The brief was to create an “explainer” video for a new app (launching imminently), that had to be snappy, modern, and not use a voice over for the message delivery. Oh, and we had less then a week to produce it. Always up for a challenge, we accepted and started to put together the finished product you see below.
Once we had the app installed we quickly went about the process of storyboarding a simple explainer. The Bubblr app really is a very simple, but brilliant app; however the devil was in the detail. We put a rough storyboard together and then planned our approach…
A number of assets were created, primarily in Adobe Illustrator, and then these were all imported into Adobe After Effects for the main animation. We worked on the opening sequence first because it presented us a neat challenge – how to animate popping bubbles using a relatively flat design schema.
After following some interesting tutorial material we came up with the bubble popping animation for the opening sequence and the strap-line “Your news, delivered” which we all felt was simple, punchy, and yet descriptive enough to work in isolation.

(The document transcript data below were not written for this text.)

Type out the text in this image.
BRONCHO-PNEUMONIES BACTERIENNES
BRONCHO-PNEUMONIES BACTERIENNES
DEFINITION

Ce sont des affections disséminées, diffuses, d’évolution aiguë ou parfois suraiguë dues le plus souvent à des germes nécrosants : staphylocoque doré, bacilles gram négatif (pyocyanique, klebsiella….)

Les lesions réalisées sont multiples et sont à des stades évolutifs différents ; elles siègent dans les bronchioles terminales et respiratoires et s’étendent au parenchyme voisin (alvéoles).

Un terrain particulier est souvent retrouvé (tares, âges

We then set the main stage, again using simple flat assets, and created the “steaming coffee cup” animation. Once the stage was fully set, we started to animated the other assets over the stage.
Once the animation had been completed to match the storyboard, and various client edits had been added, we needed to add a bouncy soundtrack. We fired up protools and took a simple guitar chord sequence and looped it, then added live bass guitar and midi keyboards. After about 15 takes we had the perfect soundtrack so threw it back into After Effects and rendered out the finished video.